Medical ethicists take this question very seriously. Philosopher Piers Benn and gynecologist Martin Lupton considered the issue in a 2005 paper, writing that one must first decide if so-called “lifestyle” surgeries fall under the purview of medicine, and, if so, should patient autonomy be respected, even when the doctor feels it’s not in that person’s best interest?

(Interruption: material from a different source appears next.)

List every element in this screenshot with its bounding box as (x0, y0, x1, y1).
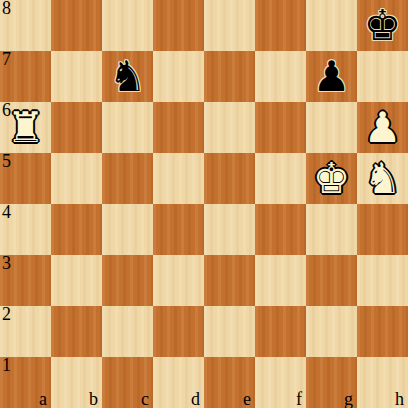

If autonomy is the issue, the idea to explore is that the putative late wish to be able to have children is more autonomous than the earlier wish never to have any, perhaps because we get more experienced and mature as we get older. Although this may sometimes be true, it will not always be. The fact that one wish comes later than another one does not make its fulfillment better for me, nor does it make it more autonomous. Rather, we simply face a judgment call based on the facts of the particular situation.